The Victorian Government’s plan to further restrict the use of Community Correction Orders sets a dangerous precedent, with little evidence it will reduce re-offending, says Jesuit Social Services.

“A Community Correction Order is issued with conditions, such as engaging with drug and alcohol services or participating in behaviour change programs, which ultimately support people to address the underlying issues behind their offending.

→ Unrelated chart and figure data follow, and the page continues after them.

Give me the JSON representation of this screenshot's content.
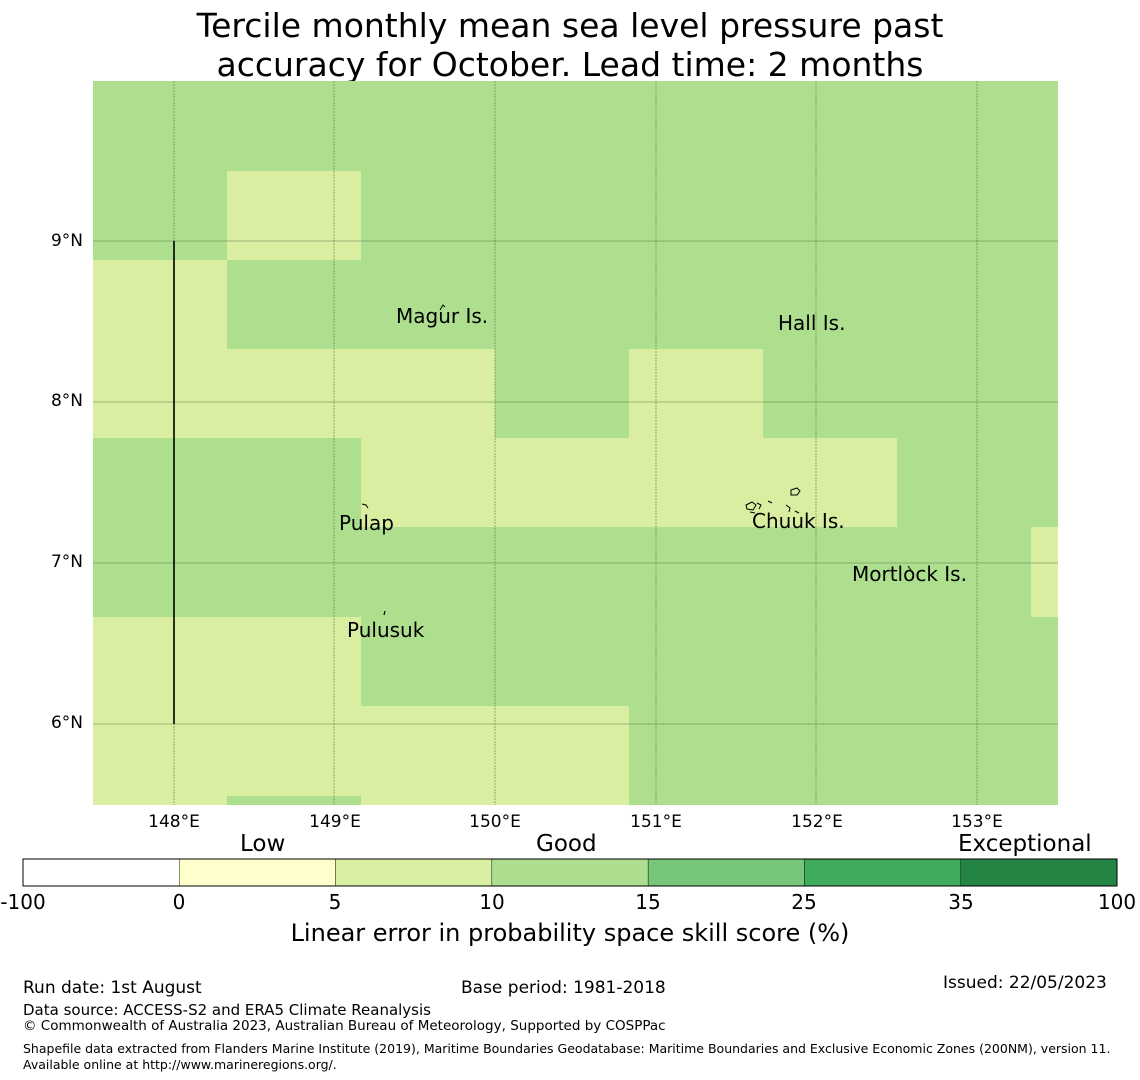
{
  "title": {
    "line1": "Tercile monthly mean sea level pressure past",
    "line2": "accuracy for October. Lead time: 2 months"
  },
  "map": {
    "lat_labels": [
      "9°N",
      "8°N",
      "7°N",
      "6°N"
    ],
    "lon_labels": [
      "148°E",
      "149°E",
      "150°E",
      "151°E",
      "152°E",
      "153°E"
    ],
    "places": {
      "magur": "Magur Is.",
      "hall": "Hall Is.",
      "pulap": "Pulap",
      "chuuk": "Chuuk Is.",
      "mortlock": "Mortlock Is.",
      "pulusuk": "Pulusuk"
    },
    "colors": {
      "low_5_10": "#d9eea0",
      "good_10_15": "#addf8e"
    }
  },
  "colorbar": {
    "categories": {
      "low": "Low",
      "good": "Good",
      "exceptional": "Exceptional"
    },
    "ticks": [
      "-100",
      "0",
      "5",
      "10",
      "15",
      "25",
      "35",
      "100"
    ],
    "colors": [
      "#ffffff",
      "#ffffcc",
      "#d9f0a3",
      "#addd8e",
      "#78c679",
      "#41ab5d",
      "#238443"
    ],
    "label": "Linear error in probability space skill score (%)"
  },
  "footer": {
    "run_date": "Run date: 1st August",
    "base_period": "Base period: 1981-2018",
    "issued": "Issued: 22/05/2023",
    "data_source": "Data source: ACCESS-S2 and ERA5 Climate Reanalysis",
    "copyright": "© Commonwealth of Australia 2023, Australian Bureau of Meteorology, Supported by COSPPac",
    "shapefile": "Shapefile data extracted from Flanders Marine Institute (2019), Maritime Boundaries Geodatabase: Maritime Boundaries and Exclusive Economic Zones (200NM), version 11. Available online at http://www.marineregions.org/."
  }
}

This is vital in people being able to turn their lives around and make a positive contribution to the community.

“It is disappointing that our political leaders are looking solely to punitive responses to crime instead of the evidence which shows that that keeping people out of the prison system is the best way to prevent re-offending,” says Jesuit Social Services CEO Julie Edwards.

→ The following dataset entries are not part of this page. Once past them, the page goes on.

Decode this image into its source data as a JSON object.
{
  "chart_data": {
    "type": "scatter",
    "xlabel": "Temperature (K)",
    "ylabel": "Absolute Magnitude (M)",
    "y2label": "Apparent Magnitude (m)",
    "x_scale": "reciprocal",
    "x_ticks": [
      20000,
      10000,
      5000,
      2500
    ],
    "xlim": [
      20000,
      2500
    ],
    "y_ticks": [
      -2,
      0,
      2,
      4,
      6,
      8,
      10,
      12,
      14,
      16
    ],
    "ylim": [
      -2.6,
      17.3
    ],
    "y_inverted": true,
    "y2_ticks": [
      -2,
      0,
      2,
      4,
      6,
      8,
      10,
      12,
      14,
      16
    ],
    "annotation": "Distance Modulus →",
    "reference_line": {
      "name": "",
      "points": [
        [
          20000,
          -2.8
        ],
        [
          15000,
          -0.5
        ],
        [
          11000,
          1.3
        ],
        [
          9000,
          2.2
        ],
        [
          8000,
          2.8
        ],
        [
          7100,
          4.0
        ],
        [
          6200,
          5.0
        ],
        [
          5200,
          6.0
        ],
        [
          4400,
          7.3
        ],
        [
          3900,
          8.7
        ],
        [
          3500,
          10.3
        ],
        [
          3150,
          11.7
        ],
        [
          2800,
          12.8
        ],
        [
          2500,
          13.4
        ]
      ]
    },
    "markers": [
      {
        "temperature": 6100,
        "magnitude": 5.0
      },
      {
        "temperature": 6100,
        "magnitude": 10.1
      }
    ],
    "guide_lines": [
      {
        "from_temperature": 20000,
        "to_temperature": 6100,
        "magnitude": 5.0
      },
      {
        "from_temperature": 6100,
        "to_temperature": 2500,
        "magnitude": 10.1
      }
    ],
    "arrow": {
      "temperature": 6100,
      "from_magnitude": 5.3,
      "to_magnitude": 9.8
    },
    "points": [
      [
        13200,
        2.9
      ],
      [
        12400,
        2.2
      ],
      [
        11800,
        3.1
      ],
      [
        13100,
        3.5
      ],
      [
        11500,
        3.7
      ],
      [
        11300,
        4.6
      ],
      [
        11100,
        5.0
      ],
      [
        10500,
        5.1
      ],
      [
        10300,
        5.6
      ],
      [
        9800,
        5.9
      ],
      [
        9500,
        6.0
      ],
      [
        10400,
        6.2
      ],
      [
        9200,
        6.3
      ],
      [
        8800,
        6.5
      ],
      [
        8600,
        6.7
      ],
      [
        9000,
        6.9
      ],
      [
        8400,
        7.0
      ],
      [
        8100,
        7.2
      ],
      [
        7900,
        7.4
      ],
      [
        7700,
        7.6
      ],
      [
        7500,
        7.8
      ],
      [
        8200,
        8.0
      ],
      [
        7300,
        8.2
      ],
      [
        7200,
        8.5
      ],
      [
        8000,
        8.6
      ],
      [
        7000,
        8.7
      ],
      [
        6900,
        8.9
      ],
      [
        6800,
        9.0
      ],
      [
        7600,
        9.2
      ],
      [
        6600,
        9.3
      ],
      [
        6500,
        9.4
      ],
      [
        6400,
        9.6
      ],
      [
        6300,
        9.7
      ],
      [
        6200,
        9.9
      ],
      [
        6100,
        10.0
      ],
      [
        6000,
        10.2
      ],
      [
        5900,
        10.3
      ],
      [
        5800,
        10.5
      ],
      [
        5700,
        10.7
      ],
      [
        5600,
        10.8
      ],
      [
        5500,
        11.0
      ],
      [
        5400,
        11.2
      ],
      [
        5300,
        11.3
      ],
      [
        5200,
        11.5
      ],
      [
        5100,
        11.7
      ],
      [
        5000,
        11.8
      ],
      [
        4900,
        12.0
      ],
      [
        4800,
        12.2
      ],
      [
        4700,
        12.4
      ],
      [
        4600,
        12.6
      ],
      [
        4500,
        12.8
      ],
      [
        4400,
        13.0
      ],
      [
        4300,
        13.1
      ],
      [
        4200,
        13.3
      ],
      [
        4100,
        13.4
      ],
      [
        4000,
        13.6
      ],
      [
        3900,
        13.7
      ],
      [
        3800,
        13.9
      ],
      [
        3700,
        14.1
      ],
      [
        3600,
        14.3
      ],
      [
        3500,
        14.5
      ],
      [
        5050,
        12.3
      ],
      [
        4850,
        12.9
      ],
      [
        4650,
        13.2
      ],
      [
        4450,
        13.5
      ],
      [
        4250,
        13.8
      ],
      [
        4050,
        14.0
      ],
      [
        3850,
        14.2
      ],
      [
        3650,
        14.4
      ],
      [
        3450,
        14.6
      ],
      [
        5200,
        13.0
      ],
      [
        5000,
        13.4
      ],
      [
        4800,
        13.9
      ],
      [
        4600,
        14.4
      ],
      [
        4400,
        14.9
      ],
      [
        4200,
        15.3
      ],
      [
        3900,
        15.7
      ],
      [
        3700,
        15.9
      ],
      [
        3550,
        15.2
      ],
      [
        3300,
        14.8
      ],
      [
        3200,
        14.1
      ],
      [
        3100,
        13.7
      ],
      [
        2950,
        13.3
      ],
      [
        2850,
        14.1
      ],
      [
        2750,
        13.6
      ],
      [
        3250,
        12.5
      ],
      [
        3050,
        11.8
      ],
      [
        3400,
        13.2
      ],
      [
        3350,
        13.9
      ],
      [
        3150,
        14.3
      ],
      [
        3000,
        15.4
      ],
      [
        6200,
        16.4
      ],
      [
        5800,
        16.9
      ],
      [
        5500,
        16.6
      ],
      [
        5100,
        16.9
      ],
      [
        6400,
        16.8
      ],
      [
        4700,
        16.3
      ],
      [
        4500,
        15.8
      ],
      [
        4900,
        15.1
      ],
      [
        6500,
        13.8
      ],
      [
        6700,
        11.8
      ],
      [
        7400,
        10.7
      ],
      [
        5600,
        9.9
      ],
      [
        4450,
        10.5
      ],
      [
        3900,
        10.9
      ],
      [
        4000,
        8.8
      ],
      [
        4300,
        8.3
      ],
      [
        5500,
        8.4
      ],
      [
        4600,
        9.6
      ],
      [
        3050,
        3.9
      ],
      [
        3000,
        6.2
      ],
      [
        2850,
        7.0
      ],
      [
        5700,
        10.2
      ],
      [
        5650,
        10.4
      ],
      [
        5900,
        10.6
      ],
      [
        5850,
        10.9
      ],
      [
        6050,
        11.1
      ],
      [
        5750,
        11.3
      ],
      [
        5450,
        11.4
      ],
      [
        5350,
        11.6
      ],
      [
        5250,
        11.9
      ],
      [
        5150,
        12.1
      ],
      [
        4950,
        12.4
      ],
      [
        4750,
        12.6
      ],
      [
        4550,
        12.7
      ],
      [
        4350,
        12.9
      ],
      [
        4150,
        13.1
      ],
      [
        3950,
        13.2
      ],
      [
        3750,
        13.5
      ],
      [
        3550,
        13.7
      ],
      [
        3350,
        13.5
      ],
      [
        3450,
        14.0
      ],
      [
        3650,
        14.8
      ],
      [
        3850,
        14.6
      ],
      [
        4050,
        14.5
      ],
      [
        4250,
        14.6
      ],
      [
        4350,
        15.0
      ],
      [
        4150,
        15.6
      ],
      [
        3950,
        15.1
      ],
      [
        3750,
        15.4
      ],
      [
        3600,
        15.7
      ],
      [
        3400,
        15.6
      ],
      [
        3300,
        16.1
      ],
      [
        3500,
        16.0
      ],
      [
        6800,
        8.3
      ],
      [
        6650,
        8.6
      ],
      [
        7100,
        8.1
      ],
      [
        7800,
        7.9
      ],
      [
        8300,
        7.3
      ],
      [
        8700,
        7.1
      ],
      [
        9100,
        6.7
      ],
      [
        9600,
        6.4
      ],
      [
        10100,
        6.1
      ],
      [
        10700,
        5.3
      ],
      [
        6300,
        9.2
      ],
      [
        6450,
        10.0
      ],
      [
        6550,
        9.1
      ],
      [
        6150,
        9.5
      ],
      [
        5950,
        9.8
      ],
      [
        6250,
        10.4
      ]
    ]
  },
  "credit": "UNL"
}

Ms Edwards says it is worrying that the Victorian Government is seeking to further limit judicial discretion.

“There should never be a ‘one size fits all’ approach to justice, and a healthy and effective criminal justice system is one which allows magistrates and judges to consider the relevant facts of a particular case before handing down a sentence.

“Evidence from Australia and around the world shows us that the best way to keep the community safe is to prevent people from having contact with the justice system in the first place.

“The passing of this legislation will increase Victoria’s already ballooning prison population which is currently more than 7,000. We know our prison system is under serious strain, and should be doing everything possible to ensure that detention is only ever used as a last resort.”

“Building bigger and ‘better’ detention centres won’t make us any safer. In fact, it’s the opposite.”

“The use of CCOs allows people to be monitored and supported in the community, where it is deemed appropriate by the judiciary. Restricting use of these sets a dangerous precedent and does not improve community safety.”